In the article, we also calculate what it would cost to meet the accountability with CDR or reductions if the cost is $150 per tonne of carbon dioxide. For Iran, the total additional carbon accountability cost would be 1,200% of its GDP in 2021, Russia 530%, China 130%, the US 110%, and the EU 41%.

Our article points to how the responsibility to stay under 1.5°C in the long term could be allocated in line with the CBDR-RC principle. But will countries shoulder this responsibility?

Political will in short supply

For most high-income countries, the focus in practice is more on meeting existing targets, with the topic of paying for historic carbon debt absent. There is also no agreement among countries on how to operationalize the CBDR-RC principle. And few would expect countries like Russia and Iran to make radical emissions reduction cuts, not to mention taking any responsibility for historic emissions.

Hence, it does not seem very likely from the current political situation that countries would increase the ambitions of their national climate plans and net zero targets enough to meet their additional carbon accountability. However, what seems unlikely today can change.

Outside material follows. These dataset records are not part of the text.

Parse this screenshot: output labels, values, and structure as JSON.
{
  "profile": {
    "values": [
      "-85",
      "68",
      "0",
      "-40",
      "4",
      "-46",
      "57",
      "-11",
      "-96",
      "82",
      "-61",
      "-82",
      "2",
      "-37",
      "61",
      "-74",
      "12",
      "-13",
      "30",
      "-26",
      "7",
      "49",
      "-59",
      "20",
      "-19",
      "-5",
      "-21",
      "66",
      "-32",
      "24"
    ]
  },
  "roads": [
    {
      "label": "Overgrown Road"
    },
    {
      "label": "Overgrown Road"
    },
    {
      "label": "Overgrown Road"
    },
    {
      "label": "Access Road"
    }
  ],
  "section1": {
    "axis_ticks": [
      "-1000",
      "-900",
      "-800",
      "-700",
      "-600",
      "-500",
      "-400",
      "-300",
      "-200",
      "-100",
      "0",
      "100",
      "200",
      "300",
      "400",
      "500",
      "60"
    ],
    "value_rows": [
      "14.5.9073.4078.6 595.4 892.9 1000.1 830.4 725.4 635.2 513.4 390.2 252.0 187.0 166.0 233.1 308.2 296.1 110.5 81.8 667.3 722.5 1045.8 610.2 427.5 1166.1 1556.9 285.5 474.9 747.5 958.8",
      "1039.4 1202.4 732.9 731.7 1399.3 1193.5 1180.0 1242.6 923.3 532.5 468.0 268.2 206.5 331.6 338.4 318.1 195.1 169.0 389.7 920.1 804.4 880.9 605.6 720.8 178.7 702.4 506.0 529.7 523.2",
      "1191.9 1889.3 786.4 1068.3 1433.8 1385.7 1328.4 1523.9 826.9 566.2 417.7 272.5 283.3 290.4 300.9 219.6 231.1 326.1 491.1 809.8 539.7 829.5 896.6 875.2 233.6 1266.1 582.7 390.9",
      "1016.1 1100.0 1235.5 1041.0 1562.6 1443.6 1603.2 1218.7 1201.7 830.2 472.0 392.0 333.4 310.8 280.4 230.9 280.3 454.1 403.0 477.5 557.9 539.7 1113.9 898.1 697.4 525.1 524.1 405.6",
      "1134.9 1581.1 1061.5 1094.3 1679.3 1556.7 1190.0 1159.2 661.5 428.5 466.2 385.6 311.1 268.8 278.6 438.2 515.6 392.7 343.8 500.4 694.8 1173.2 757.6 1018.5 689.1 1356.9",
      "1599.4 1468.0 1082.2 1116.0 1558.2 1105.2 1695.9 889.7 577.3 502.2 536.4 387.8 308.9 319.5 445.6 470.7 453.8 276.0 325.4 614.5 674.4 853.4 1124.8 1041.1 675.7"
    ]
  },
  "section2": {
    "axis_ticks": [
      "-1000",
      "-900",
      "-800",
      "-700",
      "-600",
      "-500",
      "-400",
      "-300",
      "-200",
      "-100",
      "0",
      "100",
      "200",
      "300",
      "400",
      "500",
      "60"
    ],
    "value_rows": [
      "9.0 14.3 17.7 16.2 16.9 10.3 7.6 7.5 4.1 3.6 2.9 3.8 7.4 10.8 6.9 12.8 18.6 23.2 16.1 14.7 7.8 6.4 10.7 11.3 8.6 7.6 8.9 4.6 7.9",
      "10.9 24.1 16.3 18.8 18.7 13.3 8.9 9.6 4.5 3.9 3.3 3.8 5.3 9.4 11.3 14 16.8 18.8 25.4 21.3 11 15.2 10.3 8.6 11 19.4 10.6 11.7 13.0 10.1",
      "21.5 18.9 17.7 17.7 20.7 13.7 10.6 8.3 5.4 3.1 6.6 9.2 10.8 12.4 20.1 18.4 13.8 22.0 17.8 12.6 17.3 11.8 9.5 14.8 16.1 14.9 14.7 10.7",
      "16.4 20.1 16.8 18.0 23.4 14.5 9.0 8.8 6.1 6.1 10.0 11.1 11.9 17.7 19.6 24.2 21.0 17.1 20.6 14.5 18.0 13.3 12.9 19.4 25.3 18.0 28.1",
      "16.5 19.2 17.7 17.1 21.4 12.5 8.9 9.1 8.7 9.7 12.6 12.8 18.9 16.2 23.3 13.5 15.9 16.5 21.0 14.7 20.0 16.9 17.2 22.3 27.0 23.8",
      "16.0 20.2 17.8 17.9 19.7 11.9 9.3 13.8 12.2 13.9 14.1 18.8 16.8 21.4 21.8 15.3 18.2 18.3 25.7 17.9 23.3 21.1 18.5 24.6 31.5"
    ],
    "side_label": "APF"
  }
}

Moreover, every fraction of a degree matters, and our indicator can be used also for other temperature targets, such as 1.7°C or 2.0°C. Our results can be used to put higher pressure on individual countries with plans for large future emissions and to start holding countries with large carbon debts accountable for their historic emissions.


Dr. Ingo Fetzer, a researcher on global systems analyses with the Stockholm Resilience Centre at Stockholm University and Dr. Johannes Morfeldt, a researcher in climate and energy systems at Chalmers University of Technology also contributed to this article.